Selon la jurisprudence récente de la Cour de Cassation, dans un divorce contentieux, le juge peut décider que la prestation compensatoire sera allouée sous la forme d'un bien en pleine propriété sans l'accord du débiteur, c'est-à-dire de celui qui doit payer la prestation, même s'il s'agit d'un bien qu'il a acquis en propre avant le mariage.
La nouvelle loi du divorce permet aux époux qui divorcent à l'amiable de choisir librement la forme que prendra la prestation compensatoire.
Dans le divorce contentieux, le juge doit s'en tenir aux formes limitativement énumérées la loi et notamment l'article 274 du Code Civil :
* prestation compensatoire sous forme d'abandon d'un bien en pleine propriété,
* droit temporaire ou viager d'habitation,
* droit d'usufruit.
S'il s'agit d'un bien en pleine propriété que le débiteur (celui qui doit payer la prestation compensatoire) a reçu par donation ou succession, le juge doit obtenir son accord.
Si le bien en pleine propriété n'a pas été reçu par donation ou succession, -bien acquis en propre par le conjoint avant le mariage ou pendant le mariage - le juge peut décider de l'attribuer à titre de prestation compensatoire sans avoir à demander l'accord de celui qui doit la prestation.

3 commentaires
PROCEDURE
Bonjour Maitre
Mon époux a quitté le domicile conjugal puis a déposé une requète en divorce
Le juge m'a accordé la jouissance du bien à titre gratuit et définitif durant toute la procédure
Vu Mon état de santé (handicapée : invalidité à 80%) et mon age 62 ans les banques refusent de me suivre pour un emprunt
Si je demande l'appartement acheté 50/50 et sur lequel il y a encore un crédit
Puis je en devenir propriétaire seule ? Et en disposer comme bon me semble (vente pour financer un séjour définitif en établissement médicalisé)
Merci pour vos conseils
RE: PROCEDURE
Le fait que votre époux ait quitté le domicile conjugal peut représenter un motif de divorce pour faute, dans ce cas là vous partiriez en effet avec un avantage quant à l'entière récuperation du bien immobilier commun, bien que cela ne soit pas forcément totalement gratuit non plus de récupérer les 50% de votre époux.

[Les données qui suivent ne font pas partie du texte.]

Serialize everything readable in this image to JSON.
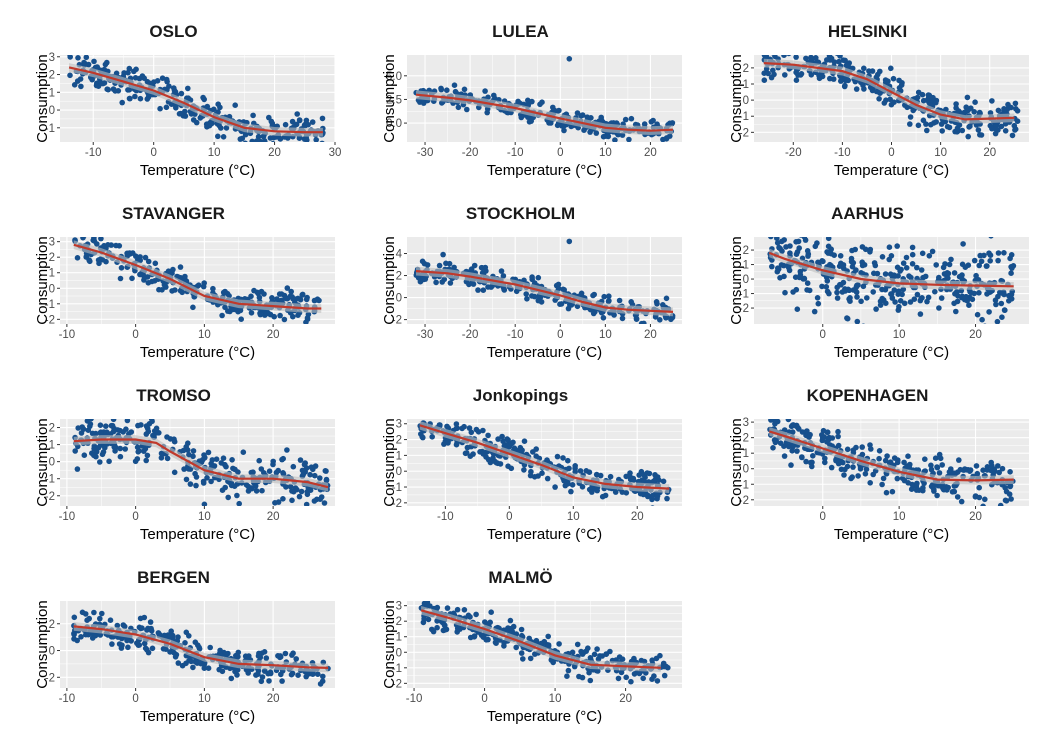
{
  "figure": {
    "colors": {
      "panel_bg": "#ebebeb",
      "grid": "#ffffff",
      "points": "#17508d",
      "smooth": "#c0392b",
      "ribbon": "#bdbdbd",
      "text": "#4d4d4d"
    }
  },
  "chart_data": [
    {
      "type": "scatter",
      "title": "OSLO",
      "xlabel": "Temperature (°C)",
      "ylabel": "Consumption",
      "xlim": [
        -15.5,
        30
      ],
      "ylim": [
        -1.8,
        3.1
      ],
      "xticks": [
        -10,
        0,
        10,
        20,
        30
      ],
      "xtick_labels": [
        "-10",
        "0",
        "10",
        "20",
        "30"
      ],
      "yticks": [
        -1,
        0,
        1,
        2,
        3
      ],
      "ytick_labels": [
        "-1",
        "0",
        "1",
        "2",
        "3"
      ],
      "smooth": {
        "x": [
          -14,
          -10,
          -5,
          0,
          5,
          10,
          15,
          20,
          25,
          28
        ],
        "y": [
          2.4,
          2.1,
          1.6,
          1.1,
          0.4,
          -0.4,
          -1.0,
          -1.2,
          -1.25,
          -1.25
        ]
      },
      "cloud": {
        "x_range": [
          -14,
          28
        ],
        "spread": 0.9,
        "n": 320,
        "outliers": []
      }
    },
    {
      "type": "scatter",
      "title": "LULEA",
      "xlabel": "Temperature (°C)",
      "ylabel": "Consumption",
      "xlim": [
        -34,
        27
      ],
      "ylim": [
        -2.0,
        7.2
      ],
      "xticks": [
        -30,
        -20,
        -10,
        0,
        10,
        20
      ],
      "xtick_labels": [
        "-30",
        "-20",
        "-10",
        "0",
        "10",
        "20"
      ],
      "yticks": [
        0,
        2.5,
        5
      ],
      "ytick_labels": [
        "0.0",
        "2.5",
        "5.0"
      ],
      "smooth": {
        "x": [
          -32,
          -25,
          -20,
          -10,
          0,
          5,
          10,
          15,
          20,
          25
        ],
        "y": [
          3.0,
          2.7,
          2.4,
          1.6,
          0.5,
          0.0,
          -0.5,
          -0.7,
          -0.8,
          -0.7
        ]
      },
      "cloud": {
        "x_range": [
          -32,
          25
        ],
        "spread": 1.0,
        "n": 280,
        "outliers": [
          [
            2,
            6.8
          ]
        ]
      }
    },
    {
      "type": "scatter",
      "title": "HELSINKI",
      "xlabel": "Temperature (°C)",
      "ylabel": "Consumption",
      "xlim": [
        -28,
        28
      ],
      "ylim": [
        -2.6,
        2.8
      ],
      "xticks": [
        -20,
        -10,
        0,
        10,
        20
      ],
      "xtick_labels": [
        "-20",
        "-10",
        "0",
        "10",
        "20"
      ],
      "yticks": [
        -2,
        -1,
        0,
        1,
        2
      ],
      "ytick_labels": [
        "-2",
        "-1",
        "0",
        "1",
        "2"
      ],
      "smooth": {
        "x": [
          -26,
          -20,
          -10,
          -5,
          0,
          5,
          10,
          15,
          20,
          25
        ],
        "y": [
          2.3,
          2.2,
          1.8,
          1.3,
          0.5,
          -0.3,
          -0.9,
          -1.2,
          -1.15,
          -1.1
        ]
      },
      "cloud": {
        "x_range": [
          -26,
          26
        ],
        "spread": 1.1,
        "n": 320,
        "outliers": []
      }
    },
    {
      "type": "scatter",
      "title": "STAVANGER",
      "xlabel": "Temperature (°C)",
      "ylabel": "Consumption",
      "xlim": [
        -11,
        29
      ],
      "ylim": [
        -2.3,
        3.3
      ],
      "xticks": [
        -10,
        0,
        10,
        20
      ],
      "xtick_labels": [
        "-10",
        "0",
        "10",
        "20"
      ],
      "yticks": [
        -2,
        -1,
        0,
        1,
        2,
        3
      ],
      "ytick_labels": [
        "-2",
        "-1",
        "0",
        "1",
        "2",
        "3"
      ],
      "smooth": {
        "x": [
          -9,
          -5,
          0,
          5,
          10,
          15,
          20,
          25,
          27
        ],
        "y": [
          2.8,
          2.3,
          1.5,
          0.6,
          -0.5,
          -1.0,
          -1.15,
          -1.3,
          -1.3
        ]
      },
      "cloud": {
        "x_range": [
          -9,
          27
        ],
        "spread": 0.9,
        "n": 300,
        "outliers": []
      }
    },
    {
      "type": "scatter",
      "title": "STOCKHOLM",
      "xlabel": "Temperature (°C)",
      "ylabel": "Consumption",
      "xlim": [
        -34,
        27
      ],
      "ylim": [
        -2.4,
        5.5
      ],
      "xticks": [
        -30,
        -20,
        -10,
        0,
        10,
        20
      ],
      "xtick_labels": [
        "-30",
        "-20",
        "-10",
        "0",
        "10",
        "20"
      ],
      "yticks": [
        -2,
        0,
        2,
        4
      ],
      "ytick_labels": [
        "-2",
        "0",
        "2",
        "4"
      ],
      "smooth": {
        "x": [
          -32,
          -25,
          -20,
          -10,
          0,
          5,
          10,
          15,
          20,
          25
        ],
        "y": [
          2.4,
          2.2,
          1.9,
          1.2,
          0.2,
          -0.4,
          -0.9,
          -1.1,
          -1.2,
          -1.3
        ]
      },
      "cloud": {
        "x_range": [
          -32,
          25
        ],
        "spread": 1.0,
        "n": 280,
        "outliers": [
          [
            2,
            5.1
          ],
          [
            -26,
            3.9
          ]
        ]
      }
    },
    {
      "type": "scatter",
      "title": "AARHUS",
      "xlabel": "Temperature (°C)",
      "ylabel": "Consumption",
      "xlim": [
        -9,
        27
      ],
      "ylim": [
        -3.1,
        2.9
      ],
      "xticks": [
        0,
        10,
        20
      ],
      "xtick_labels": [
        "0",
        "10",
        "20"
      ],
      "yticks": [
        -2,
        -1,
        0,
        1,
        2
      ],
      "ytick_labels": [
        "-2",
        "-1",
        "0",
        "1",
        "2"
      ],
      "smooth": {
        "x": [
          -7,
          -5,
          0,
          5,
          10,
          15,
          20,
          25
        ],
        "y": [
          1.8,
          1.4,
          0.6,
          0.0,
          -0.3,
          -0.4,
          -0.45,
          -0.5
        ]
      },
      "cloud": {
        "x_range": [
          -7,
          25
        ],
        "spread": 2.6,
        "n": 380,
        "outliers": []
      }
    },
    {
      "type": "scatter",
      "title": "TROMSO",
      "xlabel": "Temperature (°C)",
      "ylabel": "Consumption",
      "xlim": [
        -11,
        29
      ],
      "ylim": [
        -2.6,
        2.5
      ],
      "xticks": [
        -10,
        0,
        10,
        20
      ],
      "xtick_labels": [
        "-10",
        "0",
        "10",
        "20"
      ],
      "yticks": [
        -2,
        -1,
        0,
        1,
        2
      ],
      "ytick_labels": [
        "-2",
        "-1",
        "0",
        "1",
        "2"
      ],
      "smooth": {
        "x": [
          -9,
          -5,
          0,
          3,
          5,
          10,
          15,
          20,
          25,
          28
        ],
        "y": [
          1.2,
          1.3,
          1.3,
          1.1,
          0.6,
          -0.5,
          -1.0,
          -1.0,
          -1.2,
          -1.5
        ]
      },
      "cloud": {
        "x_range": [
          -9,
          28
        ],
        "spread": 1.3,
        "n": 320,
        "outliers": [
          [
            10,
            -2.5
          ]
        ]
      }
    },
    {
      "type": "scatter",
      "title": "Jonkopings",
      "xlabel": "Temperature (°C)",
      "ylabel": "Consumption",
      "xlim": [
        -16,
        27
      ],
      "ylim": [
        -2.2,
        3.3
      ],
      "xticks": [
        -10,
        0,
        10,
        20
      ],
      "xtick_labels": [
        "-10",
        "0",
        "10",
        "20"
      ],
      "yticks": [
        -2,
        -1,
        0,
        1,
        2,
        3
      ],
      "ytick_labels": [
        "-2",
        "-1",
        "0",
        "1",
        "2",
        "3"
      ],
      "smooth": {
        "x": [
          -14,
          -10,
          -5,
          0,
          5,
          10,
          15,
          20,
          25
        ],
        "y": [
          2.9,
          2.4,
          1.8,
          1.1,
          0.4,
          -0.4,
          -0.8,
          -1.0,
          -1.1
        ]
      },
      "cloud": {
        "x_range": [
          -14,
          25
        ],
        "spread": 1.0,
        "n": 300,
        "outliers": []
      }
    },
    {
      "type": "scatter",
      "title": "KOPENHAGEN",
      "xlabel": "Temperature (°C)",
      "ylabel": "Consumption",
      "xlim": [
        -9,
        27
      ],
      "ylim": [
        -2.4,
        3.2
      ],
      "xticks": [
        0,
        10,
        20
      ],
      "xtick_labels": [
        "0",
        "10",
        "20"
      ],
      "yticks": [
        -2,
        -1,
        0,
        1,
        2,
        3
      ],
      "ytick_labels": [
        "-2",
        "-1",
        "0",
        "1",
        "2",
        "3"
      ],
      "smooth": {
        "x": [
          -7,
          -5,
          0,
          5,
          10,
          15,
          20,
          25
        ],
        "y": [
          2.4,
          2.1,
          1.3,
          0.5,
          -0.2,
          -0.7,
          -0.75,
          -0.7
        ]
      },
      "cloud": {
        "x_range": [
          -7,
          25
        ],
        "spread": 1.3,
        "n": 320,
        "outliers": []
      }
    },
    {
      "type": "scatter",
      "title": "BERGEN",
      "xlabel": "Temperature (°C)",
      "ylabel": "Consumption",
      "xlim": [
        -11,
        29
      ],
      "ylim": [
        -2.8,
        3.7
      ],
      "xticks": [
        -10,
        0,
        10,
        20
      ],
      "xtick_labels": [
        "-10",
        "0",
        "10",
        "20"
      ],
      "yticks": [
        -2,
        0,
        2
      ],
      "ytick_labels": [
        "-2",
        "0",
        "2"
      ],
      "smooth": {
        "x": [
          -9,
          -5,
          0,
          5,
          10,
          15,
          20,
          25,
          28
        ],
        "y": [
          1.8,
          1.6,
          1.2,
          0.5,
          -0.5,
          -1.0,
          -1.1,
          -1.25,
          -1.3
        ]
      },
      "cloud": {
        "x_range": [
          -9,
          28
        ],
        "spread": 1.1,
        "n": 300,
        "outliers": []
      }
    },
    {
      "type": "scatter",
      "title": "MALMÖ",
      "xlabel": "Temperature (°C)",
      "ylabel": "Consumption",
      "xlim": [
        -11,
        28
      ],
      "ylim": [
        -2.3,
        3.3
      ],
      "xticks": [
        -10,
        0,
        10,
        20
      ],
      "xtick_labels": [
        "-10",
        "0",
        "10",
        "20"
      ],
      "yticks": [
        -2,
        -1,
        0,
        1,
        2,
        3
      ],
      "ytick_labels": [
        "-2",
        "-1",
        "0",
        "1",
        "2",
        "3"
      ],
      "smooth": {
        "x": [
          -9,
          -5,
          0,
          5,
          10,
          15,
          20,
          25
        ],
        "y": [
          2.7,
          2.2,
          1.5,
          0.7,
          -0.2,
          -0.8,
          -0.9,
          -1.0
        ]
      },
      "cloud": {
        "x_range": [
          -9,
          26
        ],
        "spread": 0.9,
        "n": 300,
        "outliers": []
      }
    }
  ]
}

Droit d'usage & d'habitation & pensions alimentaires
Le Juge peut ordonner, dans l'intérêt des enfants, à un droit sur le logement
si le parent défaillant ne peut payer une pension alimentaire, article 373-2-2 cc :
En cas de séparation entre les parents, ou entre ceux-ci et l'enfant, la contribution à son entretien et à son éducation prend la forme d'une pension alimentaire versée, selon le cas, par l'un des parents à l'autre, ou à la personne à laquelle l'enfant a été confié.

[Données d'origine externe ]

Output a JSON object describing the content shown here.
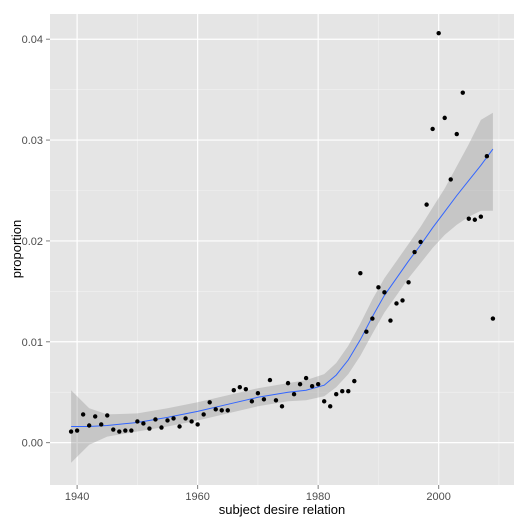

Les modalités et les garanties de cette pension alimentaire sont fixées par la convention homologuée visée à l'article 373-2-7 ou, à défaut, par le juge.
Cette pension peut en tout ou partie prendre la forme d'une prise en charge directe de frais exposés au profit de l'enfant.
Elle peut être en tout ou partie servie sous forme d'un droit d'usage et d'habitation.